Lucilia Okamura
De Londrina
A Sanepar tem 10 dias, após intimação judicial, para normalizar o abastecimento de água de consumidores de Londrina que tiveram esse serviço cortado por falta de pagamento. A decisão faz parte da liminar concedida ontem pelo juiz da 4ª Vara Cível de Londrina, Jefferson Alberto Johnsson, acolhendo o pedido do Ministério Público, que ingressou com ação civil pública no dia 16 deste mês.

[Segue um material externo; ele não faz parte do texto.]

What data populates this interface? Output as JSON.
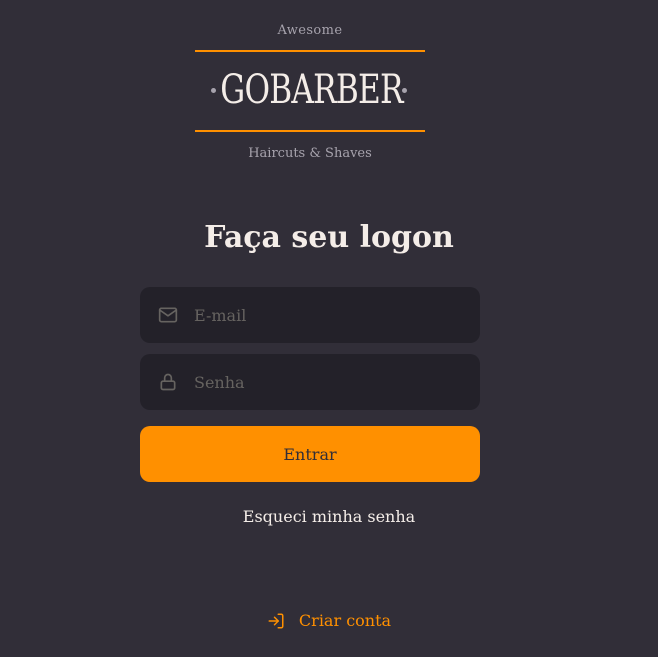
{
  "logo": {
    "top_text": "Awesome",
    "wordmark": "GOBARBER",
    "bottom_text": "Haircuts & Shaves"
  },
  "form": {
    "title": "Faça seu logon",
    "email_placeholder": "E-mail",
    "password_placeholder": "Senha",
    "submit_label": "Entrar",
    "forgot_label": "Esqueci minha senha"
  },
  "footer": {
    "create_account_label": "Criar conta"
  },
  "icons": {
    "email": "mail-icon",
    "password": "lock-icon",
    "create_account": "log-in-icon"
  },
  "colors": {
    "background": "#312e38",
    "input_background": "#232129",
    "accent": "#ff9000",
    "text": "#f4ede8",
    "placeholder": "#666360",
    "muted": "#a7a3ad"
  }
}
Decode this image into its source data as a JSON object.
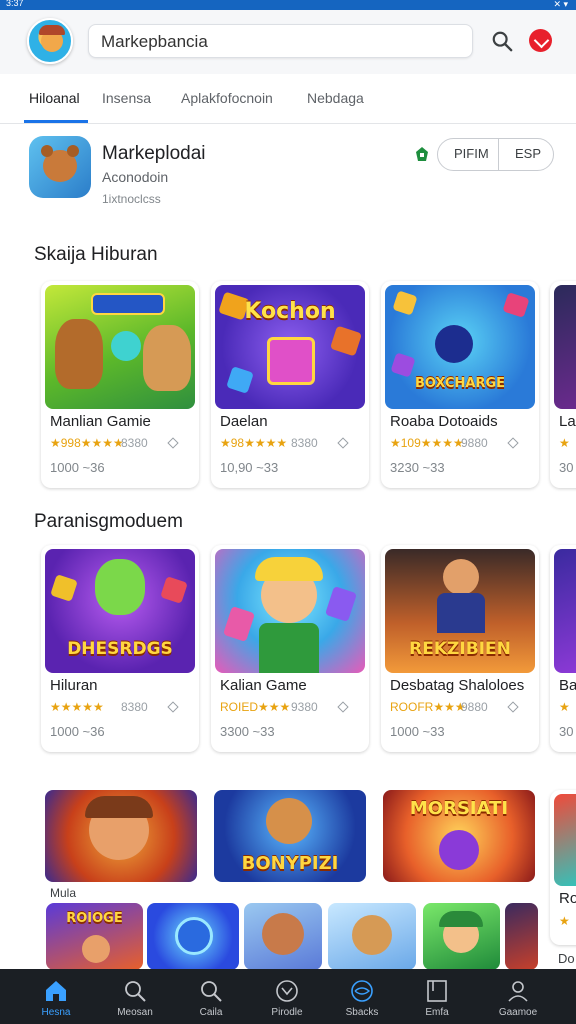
{
  "status_bar": {
    "left": "3:37",
    "right": "✕ ▾"
  },
  "header": {
    "search_value": "Markepbancia"
  },
  "tabs": [
    {
      "label": "Hiloanal",
      "active": true
    },
    {
      "label": "Insensa",
      "active": false
    },
    {
      "label": "Aplakfofocnoin",
      "active": false
    },
    {
      "label": "Nebdaga",
      "active": false
    }
  ],
  "featured": {
    "title": "Markeplodai",
    "developer": "Aconodoin",
    "subtitle": "1ixtnoclcss",
    "buttons": [
      "PIFIM",
      "ESP"
    ]
  },
  "sections": [
    {
      "title": "Skaija Hiburan",
      "cards": [
        {
          "name": "Manlian Gamie",
          "rating": "★998★★★★",
          "size": "8380",
          "downloads": "1000 ~36",
          "thumb_text": "WAGALIA"
        },
        {
          "name": "Daelan",
          "rating": "★98★★★★",
          "size": "8380",
          "downloads": "10,90 ~33",
          "thumb_text": "Kochon"
        },
        {
          "name": "Roaba Dotoaids",
          "rating": "★109★★★★",
          "size": "9880",
          "downloads": "3230 ~33",
          "thumb_text": "BOXCHARGE"
        },
        {
          "name": "La",
          "rating": "★",
          "size": "",
          "downloads": "30",
          "thumb_text": ""
        }
      ]
    },
    {
      "title": "Paranisgmoduem",
      "cards": [
        {
          "name": "Hiluran",
          "rating": "★★★★★",
          "size": "8380",
          "downloads": "1000 ~36",
          "thumb_text": "DHESRDGS"
        },
        {
          "name": "Kalian Game",
          "rating": "ROIED★★★",
          "size": "9380",
          "downloads": "3300 ~33",
          "thumb_text": ""
        },
        {
          "name": "Desbatag Shaloloes",
          "rating": "ROOFR★★★",
          "size": "9880",
          "downloads": "1000 ~33",
          "thumb_text": "REKZIBIEN"
        },
        {
          "name": "Ba",
          "rating": "★",
          "size": "",
          "downloads": "30",
          "thumb_text": ""
        }
      ]
    }
  ],
  "row3": {
    "tiles": [
      {
        "thumb_text": ""
      },
      {
        "thumb_text": "BONYPIZI"
      },
      {
        "thumb_text": "MORSIATI"
      },
      {
        "thumb_text": ""
      }
    ],
    "label": "Mula",
    "side_name": "Ro",
    "side_rating": "★",
    "side_dl": "Do"
  },
  "row4": {
    "tiles": [
      {
        "thumb_text": "ROIOGE"
      },
      {
        "thumb_text": ""
      },
      {
        "thumb_text": ""
      },
      {
        "thumb_text": ""
      },
      {
        "thumb_text": ""
      },
      {
        "thumb_text": ""
      }
    ]
  },
  "bottom_nav": [
    {
      "label": "Hesna",
      "icon": "home-icon",
      "active": true
    },
    {
      "label": "Meosan",
      "icon": "search-icon",
      "active": false
    },
    {
      "label": "Caila",
      "icon": "search-icon",
      "active": false
    },
    {
      "label": "Pirodle",
      "icon": "shield-icon",
      "active": false
    },
    {
      "label": "Sbacks",
      "icon": "globe-icon",
      "active": false
    },
    {
      "label": "Emfa",
      "icon": "book-icon",
      "active": false
    },
    {
      "label": "Gaamoe",
      "icon": "user-icon",
      "active": false
    }
  ],
  "colors": {
    "status_bar": "#1565c0",
    "accent": "#1a73e8",
    "star": "#e8a311",
    "bottom_nav_bg": "#1b1f24",
    "record_button": "#e8202c"
  }
}
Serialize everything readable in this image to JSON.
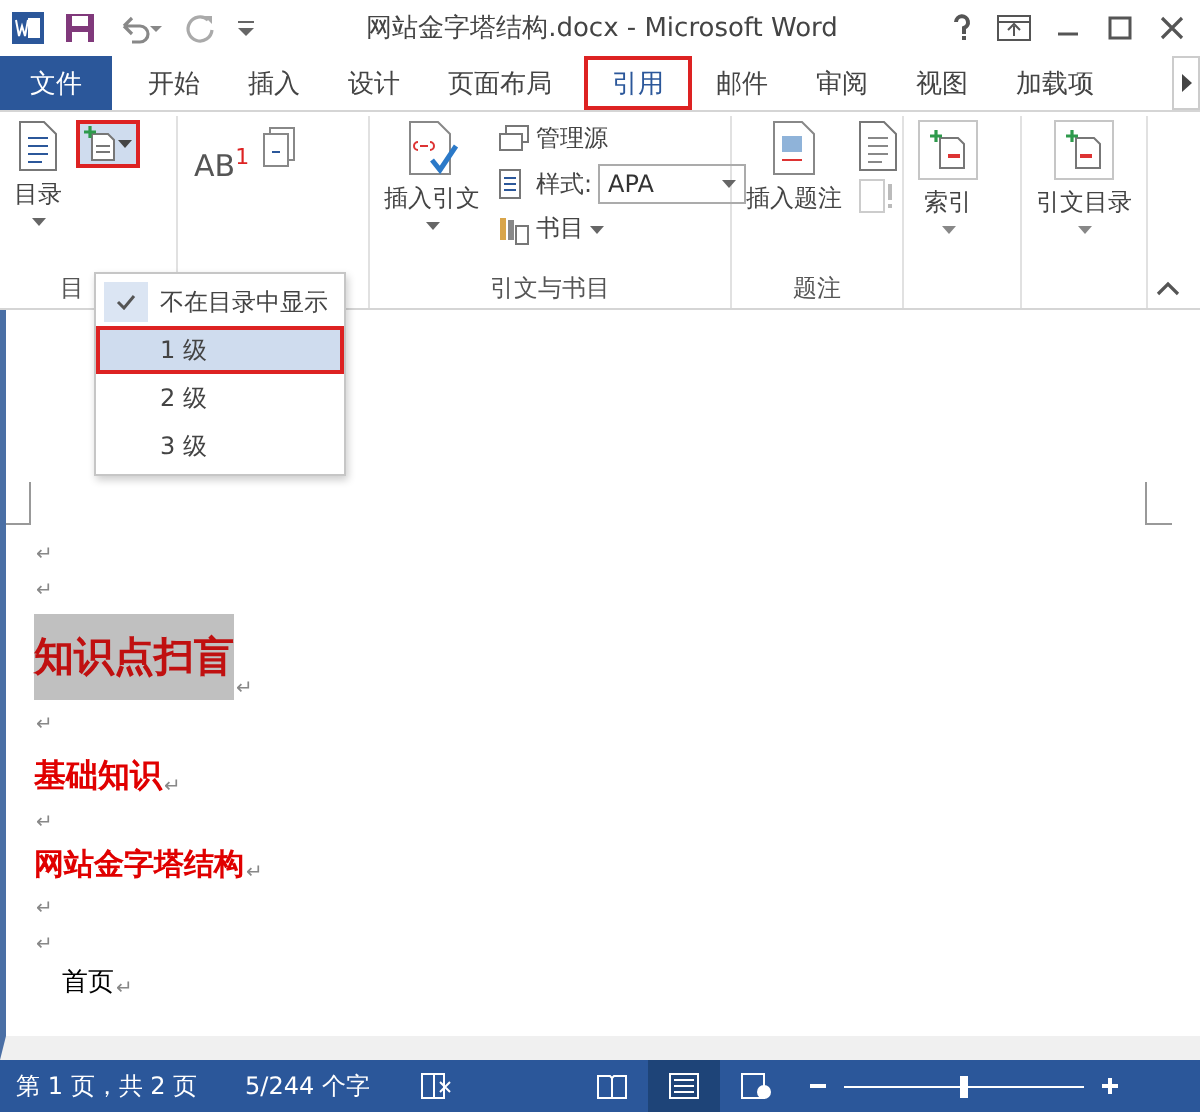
{
  "window": {
    "title": "网站金字塔结构.docx - Microsoft Word"
  },
  "tabs": [
    {
      "label": "文件",
      "kind": "file",
      "selected": false
    },
    {
      "label": "开始",
      "kind": "tab",
      "selected": false
    },
    {
      "label": "插入",
      "kind": "tab",
      "selected": false
    },
    {
      "label": "设计",
      "kind": "tab",
      "selected": false
    },
    {
      "label": "页面布局",
      "kind": "tab",
      "selected": false
    },
    {
      "label": "引用",
      "kind": "tab",
      "selected": true
    },
    {
      "label": "邮件",
      "kind": "tab",
      "selected": false
    },
    {
      "label": "审阅",
      "kind": "tab",
      "selected": false
    },
    {
      "label": "视图",
      "kind": "tab",
      "selected": false
    },
    {
      "label": "加载项",
      "kind": "tab",
      "selected": false
    }
  ],
  "ribbon": {
    "toc_group": {
      "label": "目",
      "toc_button": "目录"
    },
    "footnote_group": {
      "footnote_icon_text": "AB$^{1}$"
    },
    "citations_group": {
      "label": "引文与书目",
      "insert_citation": "插入引文",
      "manage_sources": "管理源",
      "style_label": "样式:",
      "style_value": "APA",
      "bibliography": "书目"
    },
    "captions_group": {
      "label": "题注",
      "insert_caption": "插入题注"
    },
    "index_group": {
      "mark_entry": "索引"
    },
    "toa_group": {
      "mark_citation": "引文目录"
    }
  },
  "add_text_menu": [
    {
      "label": "不在目录中显示",
      "checked": true,
      "selected": false
    },
    {
      "label": "1 级",
      "checked": false,
      "selected": true
    },
    {
      "label": "2 级",
      "checked": false,
      "selected": false
    },
    {
      "label": "3 级",
      "checked": false,
      "selected": false
    }
  ],
  "document": {
    "paragraphs": [
      {
        "kind": "empty",
        "mark": "↵"
      },
      {
        "kind": "empty",
        "mark": "↵"
      },
      {
        "kind": "heading1",
        "text": "知识点扫盲",
        "mark": "↵",
        "highlighted": true
      },
      {
        "kind": "empty",
        "mark": "↵"
      },
      {
        "kind": "heading2",
        "text": "基础知识",
        "mark": "↵"
      },
      {
        "kind": "empty",
        "mark": "↵"
      },
      {
        "kind": "heading3",
        "text": "网站金字塔结构",
        "mark": "↵"
      },
      {
        "kind": "empty",
        "mark": "↵"
      },
      {
        "kind": "empty",
        "mark": "↵"
      },
      {
        "kind": "body",
        "text": "首页",
        "mark": "↵"
      }
    ]
  },
  "status_bar": {
    "page": "第 1 页，共 2 页",
    "words": "5/244 个字",
    "views": [
      {
        "kind": "read",
        "selected": false
      },
      {
        "kind": "print",
        "selected": true
      },
      {
        "kind": "web",
        "selected": false
      }
    ],
    "zoom": {
      "level": 0.5
    }
  }
}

A Sanepar está proibida ainda de efetuar o corte de água de inadimplentes até o julgamento final da ação. ‘‘A Sanepar deve buscar mecanismos legais para a cobrança dos inadimplentes, como uma ação judicial ou a inscrição do devedor no SCPC (Serviço Central de Proteção ao Crédito’’), informou o autor da ação civil, o promotor de Defesa do Consumidor, Hélio de Oliveira Cardoso.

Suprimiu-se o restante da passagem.